Linguagem que serve pessoas, pessoas que não servem a linguagem

O Workshop de “Linguagem Inclusiva”, no Acampamento Liberdade, serviu para desconstruir os mitos e polémicas e munir de estratégias quem pretende adequar a sua linguagem para incluir o maior número de pessoas. 

Realizado por mim e Nico Moniz, ativista da rede ex aequo – duas pessoas não linguistas, não especialistas na língua portuguesa – introduzimos o tema, explicando que por “linguagem inclusiva”, falamos em alterações que permitem incluir mais pessoas, relativamente ao seu género. Significa também que a exclusão não termina aqui, e que a reflexão sobre a inclusividade da nossa língua deve continuar a ser feita.

“Boa tarde a todas e a todos!” em substituição de “Boa tarde a todos!” é uma das alterações que demonstra esforço recente e generalizado, em incluir mulheres no discurso. É particularmente importante, em contexto laboral de chefia. Por exemplo, na medicina, temos mais mulheres médicas, do que homens, no entanto o inverso verifica-se em cargos de chefia. Não se trata apenas de inclusão, quando nos referimos “às coordenadoras e aos coordenadores”, mas também do reforço de que a coordenação é lugar de mulheres.

É nesta lógica que ativistas introduzem o sistema elu/eli, incluindo e nomeando pessoas de género não binário. “Boa tarde a todas, todos e todes!”. Neste sistema, pessoas não binárias conseguem servir-se do português para comunicar, sem se sentirem constrangides, limitades ou excluídes de uma língua que nunca es considerou.

Este sistema veio substituir tentativas prévias que utilizavam ‘@’ ou ‘x’ – ‘todxs’ ou ‘portugues@s’ – tornando o texto ilegível e excludente de quem utiliza programas de leitura através do som. Este exemplo alerta-nos a considerar todas as formas de opressão e exclusão que existem, e que a linguagem é uma barreira quando não ponderada. 

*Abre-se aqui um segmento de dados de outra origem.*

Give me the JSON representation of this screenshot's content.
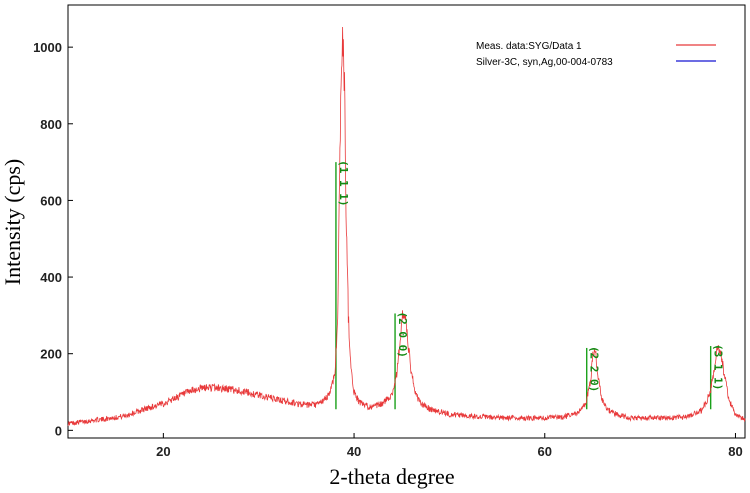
{
  "chart_data": {
    "type": "line",
    "title": "",
    "xlabel": "2-theta degree",
    "ylabel": "Intensity (cps)",
    "xlim": [
      10,
      81
    ],
    "ylim": [
      -20,
      1110
    ],
    "xticks": [
      20,
      40,
      60,
      80
    ],
    "yticks": [
      0,
      200,
      400,
      600,
      800,
      1000
    ],
    "grid": false,
    "legend_position": "top-right",
    "series": [
      {
        "name": "Meas. data:SYG/Data 1",
        "color": "#e8393a",
        "style": "noisy-line",
        "x": [
          10,
          12,
          14,
          16,
          18,
          20,
          21,
          22,
          23,
          24,
          25,
          26,
          27,
          28,
          30,
          32,
          34,
          35,
          36,
          37,
          37.5,
          38,
          38.3,
          38.5,
          38.7,
          38.85,
          39,
          39.15,
          39.4,
          39.7,
          40,
          40.5,
          41,
          42,
          43,
          44,
          44.5,
          44.8,
          45.1,
          45.3,
          45.6,
          46,
          46.5,
          47,
          48,
          50,
          52,
          55,
          58,
          60,
          62,
          63.5,
          64.3,
          64.8,
          65.1,
          65.3,
          65.6,
          66,
          66.5,
          67.5,
          69,
          72,
          75,
          76.5,
          77.3,
          77.8,
          78.1,
          78.4,
          78.8,
          79.3,
          80,
          81
        ],
        "y": [
          18,
          24,
          30,
          38,
          55,
          70,
          82,
          93,
          103,
          110,
          112,
          110,
          107,
          103,
          92,
          80,
          70,
          66,
          66,
          80,
          102,
          150,
          300,
          700,
          985,
          1020,
          900,
          600,
          300,
          150,
          100,
          76,
          66,
          60,
          70,
          95,
          150,
          230,
          300,
          305,
          240,
          150,
          92,
          70,
          55,
          42,
          38,
          33,
          32,
          32,
          35,
          45,
          70,
          130,
          210,
          205,
          140,
          80,
          55,
          42,
          32,
          32,
          35,
          52,
          95,
          160,
          215,
          210,
          150,
          80,
          40,
          28
        ]
      },
      {
        "name": "Silver-3C, syn,Ag,00-004-0783",
        "color": "#1414d2",
        "style": "line",
        "x": [],
        "y": []
      }
    ],
    "reference_peaks": {
      "color": "#1aa01a",
      "positions": [
        38.1,
        44.3,
        64.4,
        77.4
      ],
      "heights": [
        700,
        305,
        215,
        220
      ],
      "labels": [
        "(1 1 1)",
        "(2 0 0)",
        "(2 2 0)",
        "(3 1 1)"
      ]
    }
  }
}
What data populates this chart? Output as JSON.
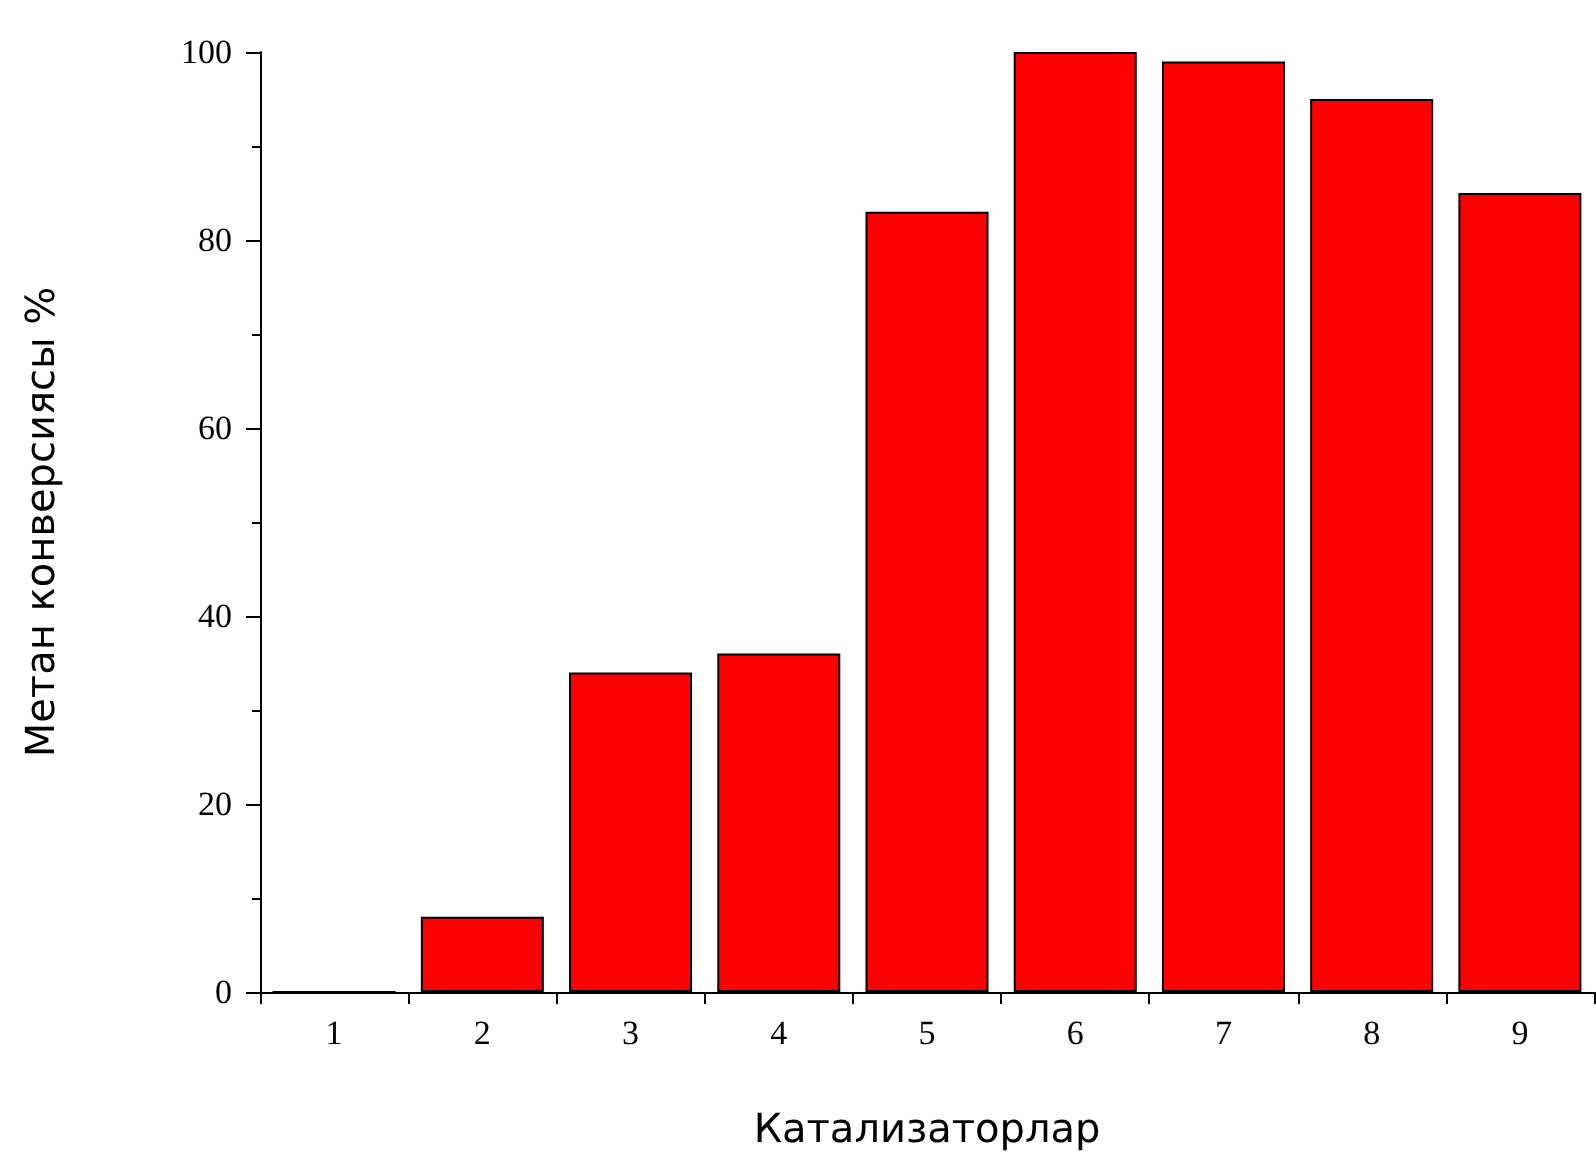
{
  "chart_data": {
    "type": "bar",
    "xlabel": "Катализаторлар",
    "ylabel": "Метан конверсиясы %",
    "categories": [
      "1",
      "2",
      "3",
      "4",
      "5",
      "6",
      "7",
      "8",
      "9"
    ],
    "values": [
      0,
      8,
      34,
      36,
      83,
      100,
      99,
      95,
      85
    ],
    "color": "#ff0000",
    "ylim": [
      0,
      100
    ],
    "yticks": [
      0,
      20,
      40,
      60,
      80,
      100
    ],
    "grid": false
  }
}
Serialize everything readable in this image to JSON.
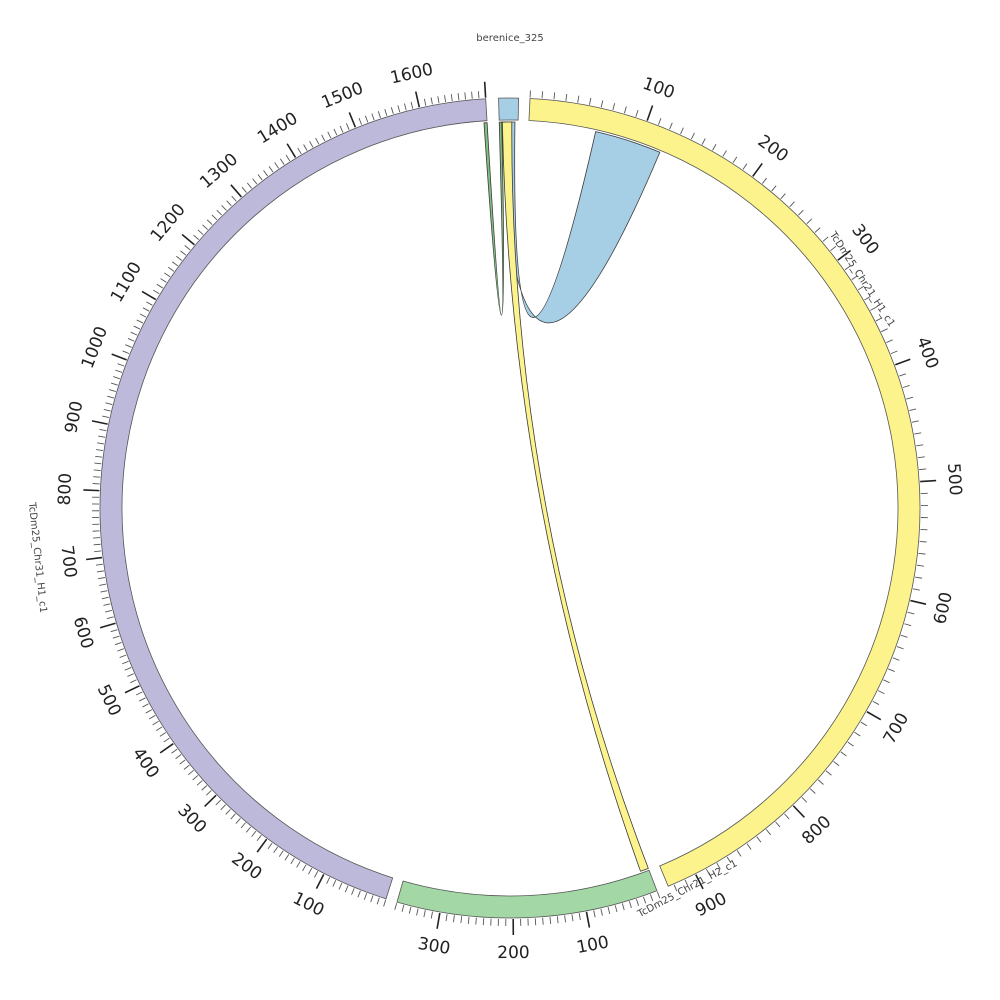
{
  "segments": [
    {
      "id": "berenice",
      "name": "berenice_325",
      "length": 30,
      "color": "#a6cfe6",
      "ticks": []
    },
    {
      "id": "chr21h1",
      "name": "TcDm25_Chr21_H1_c1",
      "length": 925,
      "color": "#fdf38c",
      "ticks": [
        "100",
        "200",
        "300",
        "400",
        "500",
        "600",
        "700",
        "800",
        "900"
      ]
    },
    {
      "id": "chr21h2",
      "name": "TcDm25_Chr21_H2_c1",
      "length": 360,
      "color": "#a3d8a6",
      "ticks": [
        "100",
        "200",
        "300"
      ]
    },
    {
      "id": "chr31h1",
      "name": "TcDm25_Chr31_H1_c1",
      "length": 1700,
      "color": "#bdb9da",
      "ticks": [
        "100",
        "200",
        "300",
        "400",
        "500",
        "600",
        "700",
        "800",
        "900",
        "1000",
        "1100",
        "1200",
        "1300",
        "1400",
        "1500",
        "1600"
      ]
    }
  ],
  "links": [
    {
      "from": "berenice",
      "from_range": [
        5,
        25
      ],
      "to": "chr21h1",
      "to_range": [
        60,
        120
      ],
      "color": "#a6cfe6"
    },
    {
      "from": "berenice",
      "from_range": [
        0,
        4
      ],
      "to": "chr31h1",
      "to_range": [
        1695,
        1700
      ],
      "color": "#7fbf7f"
    },
    {
      "from": "berenice",
      "from_range": [
        5,
        20
      ],
      "to": "chr21h2",
      "to_range": [
        0,
        12
      ],
      "color": "#fdf38c"
    }
  ]
}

No meu dia-a-dia, adequo a minha linguagem ao contexto. Ainda que este seja um dos temas mais polémicos e debatidos, está longe de ser uma das prioridades da luta Trans e LGBI+. Quando realizo formações sobre saúde LGBTI+ a profissionais de saúde, a prioridade é acabar com a queerfobia no SNS, incluir pessoas trans e intersexo em rastreios, que possam ir às urgências sem insultos ou referidas pelo ‘nome morto’, que a saúde afirmativa de género não tenha anos de espera, que gays não sejam considerados promíscuos e infetados à partida, que lésbicas possam ter acesso a saúde reprodutiva e sexual. Portanto, adequo o meu discurso, utilizando expressões neutras em género, sem utilizar palavras “novas”, evitando dispersar a atenção de quem me ouve. “Boa tarde a todas as pessoas!” permite-me cumprimentar quem está presente na sala, sem referir o seu género e sem desviar as atenções para “o bicho da linguagem neutra”.

Escolho as minhas batalhas, principalmente porque estou a lidar com a comunidade médica, que sofre de conservadorismo crónico e detém o poder da acessibilidade da nossa saúde. Porém, como afirma o SOS Racismo “apoiar a linguagem inclusiva não é apenas um ato de liberdade de expressão, mas uma afirmação contra a violência e censura”. Quebrar a cisheteronormatividade, o binarismo de corpos, o machismo, colonialismo, racismo e capacitismo é a luta que nos propomos, e a nossa linguagem terá de a acompanhar.

Finalizamos o workshop distribuindo frases a camaradas (já agora, excelente exemplo de expressão neutra em género), pedindo-lhes que as tornassem o mais inclusivas e neutras em género possível. “Feliz dia dos Namorados!” foi uma das frases atribuídas, com resultados cómicos e pertinentes (afinal ainda que “Feliz dia de São Valentim” seja neutro em género, refere uma figura da instituição responsável por tanta da opressão contra a qual lutamos). 

E tu camarada, como usas a linguagem como arma de luta?